Pour résumer, Christian Salmon dira que le Pouvoir réside aujourd’hui dans la faculté de « raconter la bonne histoire au bon moment ». Sur l’affaire bien connue d’Outreau et de ses trois procès, deux histoires principales circulent. C’est ici à l’histoire principale, c’est-à-dire à la version « officielle » de l’histoire, que nous allons nous intéresser :

  1. Raconter « la bonne histoire au bon moment » : la bonne histoire est chose aisée, c’est le métier des écrivains et des scénaristes, même passables. Assurer la cohérence narrative est facile : trouver le lieu, l’époque, les circonstances, un scénario d’ensemble. Tout cela, la réalité la donne volontiers, et le tri sera opéré entre ce qui doit être retenu et ce qui doit être passé sous silence. Il faut évidemment des personnages, et là, il conviendra aussi sans doute de tordre quelque peu la réalité, c’est-à-dire la simplifier, pour que chacun comprenne bien. Il y aura donc, comme dans une fiction, le camps des personnages « positifs », puis celui des personnages « négatifs ». Tant pis si le réel est plus complexe, l’essentiel n’est pas là : ces personnages devront accéder au rang de « figures », de symboles, voire d’archétypes (cf.« le Juge et la Menteuse » émission télévisée Faites entrer l’accusé de Christophe Hondelatte). Mais « le bon moment », c’est aussi pouvoir construire un récit qui réponde à des attentes sociales, voire plus directement politiques. En l’occurrence, l’attente concernait à l’époque le fonctionnement et le rôle de la Justice française, attente contemporaine de l’affaire Dutroux et des scandales politico-financiers qui s’accumulaient dans l’Héxagone : crise de confiance populaire importante donc dans l’Institution (il est d’ailleurs vraisemblable que rien n’ait changé depuis).

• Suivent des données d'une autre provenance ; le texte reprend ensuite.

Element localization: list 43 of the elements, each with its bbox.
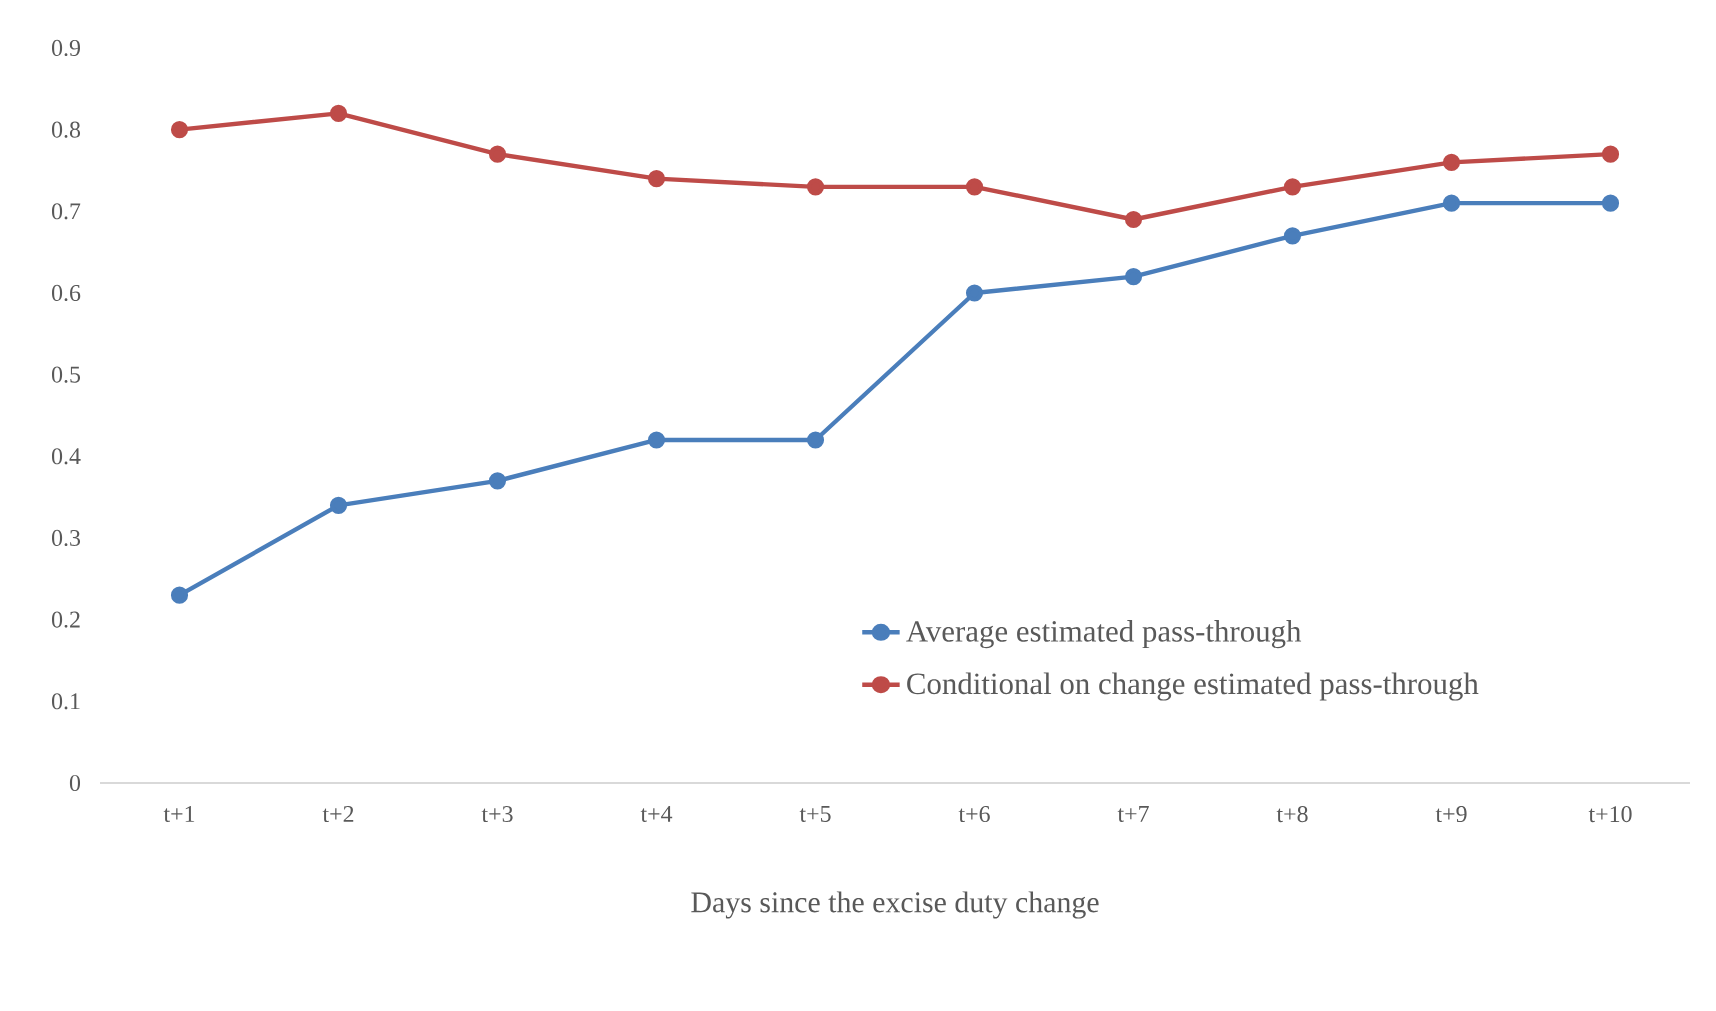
y-tick-label: 0.4 xyxy=(51,448,81,465)
point xyxy=(1442,153,1461,171)
x-tick-label: t+3 xyxy=(481,806,513,823)
legend-label: Conditional on change estimated pass-through xyxy=(907,672,1479,701)
y-tick-label: 0.2 xyxy=(51,611,80,628)
point xyxy=(170,586,189,604)
point xyxy=(1283,227,1302,245)
x-tick-label: t+10 xyxy=(1588,806,1632,823)
point xyxy=(329,104,348,122)
point xyxy=(1283,178,1302,196)
y-tick-label: 0 xyxy=(69,774,81,792)
y-tick-label: 0.7 xyxy=(51,203,81,220)
y-tick-label: 0.5 xyxy=(51,366,81,383)
point xyxy=(488,145,507,163)
x-tick-label: t+4 xyxy=(640,806,673,822)
point xyxy=(488,472,507,490)
y-tick-label: 0.1 xyxy=(51,693,80,710)
y-tick-label: 0.8 xyxy=(51,121,81,138)
y-tick-label: 0.3 xyxy=(51,529,81,547)
point xyxy=(965,178,984,196)
x-tick-label: t+8 xyxy=(1276,806,1308,823)
x-tick-label: t+1 xyxy=(163,806,195,823)
point xyxy=(1601,194,1620,212)
point xyxy=(170,121,189,139)
point xyxy=(1124,210,1143,229)
y-tick-label: 0.6 xyxy=(51,284,81,302)
x-tick-label: t+5 xyxy=(799,806,831,822)
y-tick-label: 0.9 xyxy=(51,39,80,57)
point xyxy=(1601,145,1620,163)
x-tick-label: t+9 xyxy=(1435,806,1467,823)
point xyxy=(329,496,348,514)
legend-label: Average estimated pass-through xyxy=(906,620,1302,649)
point xyxy=(647,170,666,188)
point xyxy=(806,431,825,449)
point xyxy=(806,178,825,196)
point xyxy=(1442,194,1461,212)
x-axis-title: Days since the excise duty change xyxy=(691,891,1099,919)
point xyxy=(965,284,984,302)
point xyxy=(1124,268,1143,286)
x-tick-label: t+2 xyxy=(322,806,354,823)
x-tick-label: t+7 xyxy=(1117,806,1149,822)
x-tick-label: t+6 xyxy=(958,806,990,823)
point xyxy=(647,431,666,449)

  2. La mise en récit construit de l’affaire va donc permettre :
  • d’éviter la dangereuse prise de conscience d’une possible connexion entre l’affaire Dutroux et celle d’ Outreau (même si, dans un premier temps, le storytelling belge en fut différent dans la construction, c’est-à-dire totalement spontané dans le cas de l’affaire Dutroux, et en faveur des citoyens-investigateurs surveillant le fonctionnement des Institutions. Dans le cas d’Outreau, la construction narrative vient au contraire d’en haut et sert de verrouillage efficace et sans appel de toute possibilité d’expression démocratique sur le sujet.)
  • de répondre à une attente populaire pressante sur la Justice mal-aimée, généralement suspectée, considérée par beaucoup comme « injuste » ou « à deux vitesses » par une réponse politique adaptée aux circonstances et tâcher d’emporter la mise. Instrumentaliser, par la même occasion, la condition déplorable des détentions et le délabrement de nombre de prisons françaises en narrant, opportunément et par le menu, le « calvaire » des futurs acquittés. Tous les poncifs seront utilisés en la matière.
  • de fabriquer du consensus et de « faire communauté », effacer, par exemple, les rapports de classe et brouiller les analyses pertinentes en entretenant la plus grande confusion (L’Huissier Marécaux déclarant, à Rennes, à propos du Prolétaire Legrand : « Je suis présent à Rennes pour le soutenir parce que Daniel Legrand était mon compagnon d’infortune ».)